At the time of his hiring, Bessemer told GeekWire that Blackburn had planned to remain in Seattle.

“We fully support Jeff’s decision to transition to a new advisory role as a special limited partner of Bessemer Venture Partners,” a firm spokesperson said in an email to GeekWire Friday morning. “We understand his desire to return to an operating role and wish him the best of luck.” Blackburn was not available for an interview.

So, now the speculation starts again: What’s next for Blackburn?

And another question: Will Blackburn’s new role be as welcomed by his former boss Jeff Bezos. When Blackburn retired, Bezos wrote that his former colleague “has kept me in the loop on his next chapter, and I can assure you it’s a very exciting one! I predict that Jeff will be every bit as amazing in his new role as he’s been in all his roles at Amazon.

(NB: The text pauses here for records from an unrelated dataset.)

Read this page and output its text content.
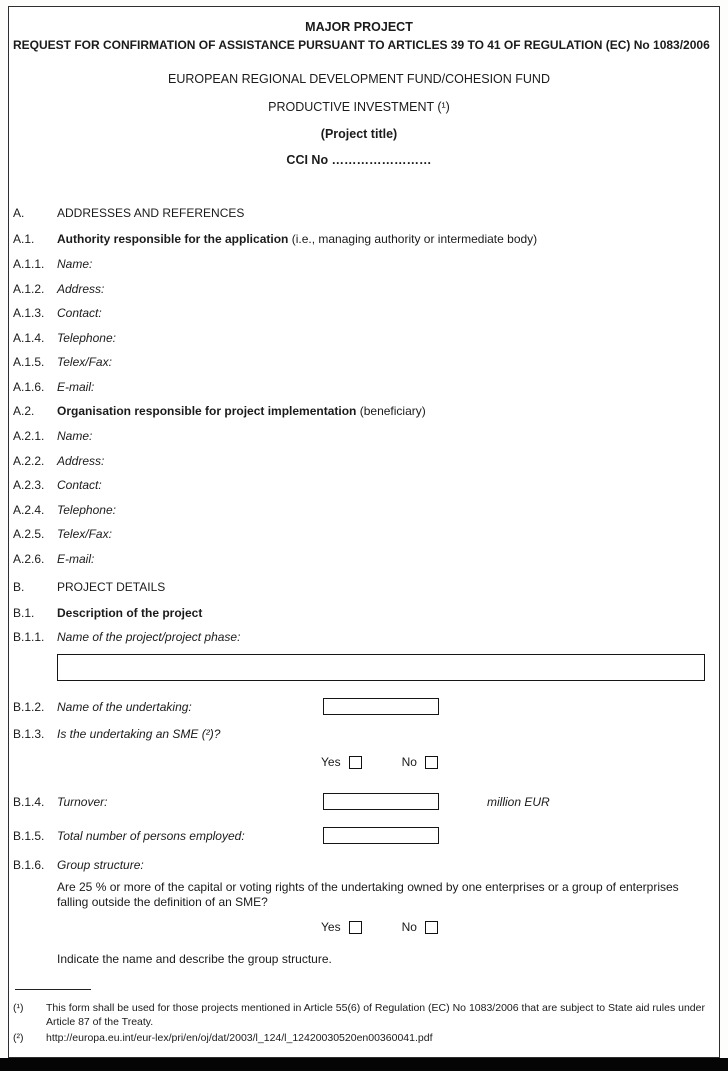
MAJOR PROJECT
REQUEST FOR CONFIRMATION OF ASSISTANCE PURSUANT TO ARTICLES 39 TO 41 OF REGULATION (EC) No 1083/2006
EUROPEAN REGIONAL DEVELOPMENT FUND/COHESION FUND
PRODUCTIVE INVESTMENT (¹)
(Project title)
CCI No ……………………
A.	ADDRESSES AND REFERENCES
A.1.	Authority responsible for the application (i.e., managing authority or intermediate body)
A.1.1.	Name:
A.1.2.	Address:
A.1.3.	Contact:
A.1.4.	Telephone:
A.1.5.	Telex/Fax:
A.1.6.	E-mail:
A.2.	Organisation responsible for project implementation (beneficiary)
A.2.1.	Name:
A.2.2.	Address:
A.2.3.	Contact:
A.2.4.	Telephone:
A.2.5.	Telex/Fax:
A.2.6.	E-mail:
B.	PROJECT DETAILS
B.1.	Description of the project
B.1.1.	Name of the project/project phase:
B.1.2.	Name of the undertaking:
B.1.3.	Is the undertaking an SME (²)?
Yes	No
B.1.4.	Turnover:	million EUR
B.1.5.	Total number of persons employed:
B.1.6.	Group structure:
Are 25 % or more of the capital or voting rights of the undertaking owned by one enterprises or a group of enterprises falling outside the definition of an SME?
Yes	No
Indicate the name and describe the group structure.
(¹)	This form shall be used for those projects mentioned in Article 55(6) of Regulation (EC) No 1083/2006 that are subject to State aid rules under Article 87 of the Treaty.
(²)	http://europa.eu.int/eur-lex/pri/en/oj/dat/2003/l_124/l_12420030520en00360041.pdf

Easy prediction.”

It’s not uncommon for venture capital firms to hire high-profile operators, with the promise that they can see deal flow and evaluate current companies with the possibility they could slide into a CEO role. But that process often takes months or years, not weeks.

That suggests that another company came knocking once Blackburn officially left Amazon.

Blackburn, who attended Dartmouth and Stanford, touched a number of Amazon units during his more than two decade run at the company. He worked on Amazon Advertising, Prime Video, Amazon Music, and Amazon Studios, and just before retiring he served as senior vice president of worldwide business development where he oversaw investments and acquisitions.